2. Trust and Populism — I showed data from the Edelman Trust Barometer that reflected the alienation of the mass population from establishment institutions. The gap between informed elites and the mass audience has grown steadily since the Great Recession of 2008. The U.S. and UK show the largest divides, but there are similar findings in France, China and India. I suggested that the average person now believes that he or she has information sources as good as the elite, namely through search and social media. There is now a conviction that the elites are self-serving and that the mass population has little chance of advancing to the upper class. It took some time for this realization to sink in, but continued scandals in banking, corruption in relations between business and government (Brazil with Petrobras), and excessive compensation for CEOs have taken their toll. The Trust data also suggests that companies should communicate simply and quickly; they do not need to make the CEO a social media star; and they should empower their employees to speak, because employees are now so much more credible than establishment leaders of business and government.

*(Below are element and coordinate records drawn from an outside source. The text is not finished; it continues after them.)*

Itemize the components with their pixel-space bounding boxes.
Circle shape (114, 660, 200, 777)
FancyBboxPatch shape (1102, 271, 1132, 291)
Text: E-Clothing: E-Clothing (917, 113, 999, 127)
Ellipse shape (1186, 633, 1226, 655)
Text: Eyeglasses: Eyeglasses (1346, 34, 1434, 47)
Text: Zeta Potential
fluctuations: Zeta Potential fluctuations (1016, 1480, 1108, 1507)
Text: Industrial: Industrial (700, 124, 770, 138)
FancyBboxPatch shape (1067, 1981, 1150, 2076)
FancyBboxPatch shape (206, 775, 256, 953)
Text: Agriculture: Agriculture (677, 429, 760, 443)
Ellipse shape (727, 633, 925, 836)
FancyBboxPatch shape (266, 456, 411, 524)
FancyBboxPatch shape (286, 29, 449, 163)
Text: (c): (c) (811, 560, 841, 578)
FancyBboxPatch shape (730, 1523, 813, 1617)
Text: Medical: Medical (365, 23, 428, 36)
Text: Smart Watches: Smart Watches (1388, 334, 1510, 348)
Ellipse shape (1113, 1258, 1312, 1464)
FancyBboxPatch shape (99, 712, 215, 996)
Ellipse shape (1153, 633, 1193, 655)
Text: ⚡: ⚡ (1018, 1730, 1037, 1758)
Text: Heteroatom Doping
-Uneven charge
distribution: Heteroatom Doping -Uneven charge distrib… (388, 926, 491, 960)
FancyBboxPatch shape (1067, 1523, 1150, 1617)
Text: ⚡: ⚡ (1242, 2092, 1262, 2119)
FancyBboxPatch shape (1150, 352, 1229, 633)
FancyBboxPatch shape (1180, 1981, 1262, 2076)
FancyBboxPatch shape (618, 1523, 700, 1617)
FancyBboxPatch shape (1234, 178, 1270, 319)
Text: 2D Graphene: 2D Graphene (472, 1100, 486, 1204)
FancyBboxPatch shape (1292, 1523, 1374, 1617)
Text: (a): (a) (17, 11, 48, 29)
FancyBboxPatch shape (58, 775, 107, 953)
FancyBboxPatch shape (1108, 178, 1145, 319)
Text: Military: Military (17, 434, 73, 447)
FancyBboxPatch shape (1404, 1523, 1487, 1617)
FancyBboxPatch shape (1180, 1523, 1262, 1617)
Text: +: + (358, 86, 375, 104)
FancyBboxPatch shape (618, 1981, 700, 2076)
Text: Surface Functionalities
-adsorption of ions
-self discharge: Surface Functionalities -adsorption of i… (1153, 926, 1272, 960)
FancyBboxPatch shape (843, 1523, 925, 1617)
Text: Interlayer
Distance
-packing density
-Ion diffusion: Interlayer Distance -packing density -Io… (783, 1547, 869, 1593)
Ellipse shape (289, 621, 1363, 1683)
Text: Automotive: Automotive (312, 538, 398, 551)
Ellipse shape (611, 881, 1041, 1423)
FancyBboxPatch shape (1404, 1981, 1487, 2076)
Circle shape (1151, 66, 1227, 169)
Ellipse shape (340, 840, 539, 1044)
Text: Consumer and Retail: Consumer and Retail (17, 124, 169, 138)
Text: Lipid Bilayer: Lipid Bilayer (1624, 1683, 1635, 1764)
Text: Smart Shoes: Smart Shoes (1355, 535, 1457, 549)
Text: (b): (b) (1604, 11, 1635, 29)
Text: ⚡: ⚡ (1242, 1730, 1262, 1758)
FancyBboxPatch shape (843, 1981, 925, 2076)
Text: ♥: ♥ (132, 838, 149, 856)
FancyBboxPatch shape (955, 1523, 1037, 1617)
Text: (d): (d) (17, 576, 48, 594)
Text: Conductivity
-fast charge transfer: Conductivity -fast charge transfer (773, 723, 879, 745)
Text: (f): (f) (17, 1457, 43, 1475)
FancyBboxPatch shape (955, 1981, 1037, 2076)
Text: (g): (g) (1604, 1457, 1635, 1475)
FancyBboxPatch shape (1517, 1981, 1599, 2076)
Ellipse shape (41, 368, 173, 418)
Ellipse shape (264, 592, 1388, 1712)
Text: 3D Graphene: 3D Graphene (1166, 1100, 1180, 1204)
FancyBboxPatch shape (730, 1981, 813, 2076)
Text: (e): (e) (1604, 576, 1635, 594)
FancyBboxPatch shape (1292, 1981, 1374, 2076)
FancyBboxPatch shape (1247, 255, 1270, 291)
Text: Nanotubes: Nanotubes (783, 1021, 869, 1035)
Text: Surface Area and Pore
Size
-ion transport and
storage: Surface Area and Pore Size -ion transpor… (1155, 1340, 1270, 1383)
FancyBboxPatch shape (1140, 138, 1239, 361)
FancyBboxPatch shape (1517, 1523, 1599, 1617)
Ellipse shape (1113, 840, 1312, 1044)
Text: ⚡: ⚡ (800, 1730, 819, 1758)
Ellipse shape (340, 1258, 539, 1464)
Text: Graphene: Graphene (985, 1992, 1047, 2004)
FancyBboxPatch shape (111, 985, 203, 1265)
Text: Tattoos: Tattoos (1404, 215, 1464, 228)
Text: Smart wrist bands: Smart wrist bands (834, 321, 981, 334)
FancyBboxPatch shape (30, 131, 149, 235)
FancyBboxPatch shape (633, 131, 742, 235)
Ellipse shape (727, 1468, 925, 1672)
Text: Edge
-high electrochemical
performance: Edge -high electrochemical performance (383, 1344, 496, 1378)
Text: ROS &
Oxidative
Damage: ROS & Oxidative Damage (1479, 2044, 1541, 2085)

3. The PR Industry — Six of the top 10 PR firms did not grow or went backwards in 2015. This should be PR’s time, given the complexity of the environment (nationalism, populism, fear of pace of innovation) and the explosion of media options. Meanwhile, the advertising industry is suffering from a crisis of confidence, with the disappearing advertisement from cord-cutting and ad blocking, plus the continued investigation into click fraud and media buying by the ANA. I contended that the management of PR agencies has not sufficiently recognized the opportunity on the marketing side of the business. The emphasis on continued increase in profit margins has pushed our sector toward public affairs, crisis management and corporate reputation. The pivot to marketing will also mean the investment hiring of new kinds of talent, from creatives to planners to paid media. The swim lanes between PR agencies and sister firms in digital, advertising and media buying will be blurred. We have to improve our ability to deliver tangible results, namely sales, not simply awareness or change of attitude among opinion formers. This is our time, but only if we reposition our business as communications marketing, with equality of the disciplines. We must be able to appeal to the CCO and CMO with programs that have purpose at the core, that start movements and solicit views of the core community of brand supporters.

PRWeek put on a very strong event that deserves more support from the PR industry. From the CEO of Cleveland Clinic to the CMO of Mars to the CMO and CCO of GE, the content was perfect for rising executives in our firms. Maybe next year the event should be held during Advertising Week so that more clients can participate.

Richard Edelman is president and CEO.